Structural transformation between rutile and spinel crystal lattices in Ru-Co binary oxide nanotubes: enhanced electron transfer kinetics for the oxygen evolution reaction

A variety of binary Ru-Co mixed oxide nanotubes (Ru x Co 1− x O y with x = 0.19, 0.33, 0.47, 0.64 and 0.77) were readily synthesized via electrospinning and subsequent calcination. Ru x Co 1− x O y nanotubes (0 < x < 0.77) were composed of both rutile (Ru in RuO 2 is replaced with Co) and spinel (Co in Co 3 O 4 is replaced with Ru) structures. This elemental substitution created oxygen vacancies in the rutile structure and also resulted in the incorporation of Ru 3+ in the octahedral sites of the spinel structure. The as-prepared Ru x Co 1− x O y nanotubes were investigated for oxygen evolution reaction (OER) electrocatalytic activity in 1.0 M HClO 4 aqueous solution. Ru x Co 1− x O y nanotubes with x ≥ 0.47 presented an excellent OER activity comparable to pure RuO 2 , known to be the best OER catalyst.

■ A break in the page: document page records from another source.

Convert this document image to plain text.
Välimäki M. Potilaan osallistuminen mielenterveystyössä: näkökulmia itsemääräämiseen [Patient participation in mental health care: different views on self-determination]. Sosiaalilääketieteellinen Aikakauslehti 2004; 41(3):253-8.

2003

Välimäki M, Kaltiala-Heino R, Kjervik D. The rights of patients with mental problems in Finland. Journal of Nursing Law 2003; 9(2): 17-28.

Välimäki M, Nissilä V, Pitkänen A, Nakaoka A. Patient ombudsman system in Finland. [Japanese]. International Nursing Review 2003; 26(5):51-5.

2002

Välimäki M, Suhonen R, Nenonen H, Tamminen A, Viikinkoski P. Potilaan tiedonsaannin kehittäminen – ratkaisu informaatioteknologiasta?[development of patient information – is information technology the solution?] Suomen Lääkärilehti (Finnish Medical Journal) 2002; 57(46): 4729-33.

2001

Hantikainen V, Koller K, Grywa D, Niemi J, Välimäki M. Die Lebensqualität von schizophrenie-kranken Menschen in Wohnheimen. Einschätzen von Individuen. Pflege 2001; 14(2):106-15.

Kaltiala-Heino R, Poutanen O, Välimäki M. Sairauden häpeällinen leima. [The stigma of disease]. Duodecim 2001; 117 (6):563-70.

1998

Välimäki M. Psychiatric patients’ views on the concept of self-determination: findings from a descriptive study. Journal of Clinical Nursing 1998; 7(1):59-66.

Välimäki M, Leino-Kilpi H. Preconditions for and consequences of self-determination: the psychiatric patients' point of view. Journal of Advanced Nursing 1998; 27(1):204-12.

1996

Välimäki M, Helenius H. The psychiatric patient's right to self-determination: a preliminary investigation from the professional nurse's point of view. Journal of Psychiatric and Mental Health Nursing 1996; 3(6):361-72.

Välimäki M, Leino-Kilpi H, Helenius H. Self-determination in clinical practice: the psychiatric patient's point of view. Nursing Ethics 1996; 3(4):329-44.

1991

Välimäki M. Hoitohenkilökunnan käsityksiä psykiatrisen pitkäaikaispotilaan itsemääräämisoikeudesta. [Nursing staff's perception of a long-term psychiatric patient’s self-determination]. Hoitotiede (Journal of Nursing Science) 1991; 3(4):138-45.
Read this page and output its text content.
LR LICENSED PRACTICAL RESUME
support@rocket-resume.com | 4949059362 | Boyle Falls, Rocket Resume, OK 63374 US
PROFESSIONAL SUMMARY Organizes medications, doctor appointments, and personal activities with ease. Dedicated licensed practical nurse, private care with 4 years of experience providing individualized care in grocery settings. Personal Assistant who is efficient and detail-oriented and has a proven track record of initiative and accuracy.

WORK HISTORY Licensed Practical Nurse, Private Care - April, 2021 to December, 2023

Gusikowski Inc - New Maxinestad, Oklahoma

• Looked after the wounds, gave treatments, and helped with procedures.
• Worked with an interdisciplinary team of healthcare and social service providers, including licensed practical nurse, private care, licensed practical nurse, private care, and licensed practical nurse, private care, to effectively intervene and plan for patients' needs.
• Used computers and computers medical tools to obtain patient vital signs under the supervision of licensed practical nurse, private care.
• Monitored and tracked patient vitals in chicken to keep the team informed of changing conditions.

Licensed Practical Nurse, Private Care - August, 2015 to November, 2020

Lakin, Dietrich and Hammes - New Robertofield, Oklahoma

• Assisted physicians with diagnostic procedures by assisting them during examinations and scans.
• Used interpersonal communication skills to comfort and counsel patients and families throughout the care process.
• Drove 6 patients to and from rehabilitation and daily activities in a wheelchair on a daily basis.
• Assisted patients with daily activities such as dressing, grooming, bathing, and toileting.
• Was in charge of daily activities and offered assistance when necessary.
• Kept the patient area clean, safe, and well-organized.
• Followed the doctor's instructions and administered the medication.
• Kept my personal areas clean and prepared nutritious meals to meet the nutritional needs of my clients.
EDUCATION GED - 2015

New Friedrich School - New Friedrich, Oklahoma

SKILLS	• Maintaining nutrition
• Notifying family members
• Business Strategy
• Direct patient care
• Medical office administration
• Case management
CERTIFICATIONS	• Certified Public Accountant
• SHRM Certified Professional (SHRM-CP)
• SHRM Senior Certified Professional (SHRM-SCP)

Even after more than half of the noble/active Ru content was replaced with cheap/less-active Co, Ru 0.47 Co 0.53 O y showed a good OER activity and a greatly improved stability compared to RuO 2 under the continuous OER. These attractive catalytic properties of Ru x Co 1− x O y can be attributed to the relatively large surface area of the tubular morphology and the substituted structures, presenting feasibility as a practical and economical OER catalyst. A variety of binary Ru x Co 1− x O y ( x = 0.19, 0.33, 0.47, 0.64 and 0.77) were synthesized via electrospinning and subsequent calcination, and investigated for OER electrocatalytic activity in 1.0 M HClO 4 aqueous solution.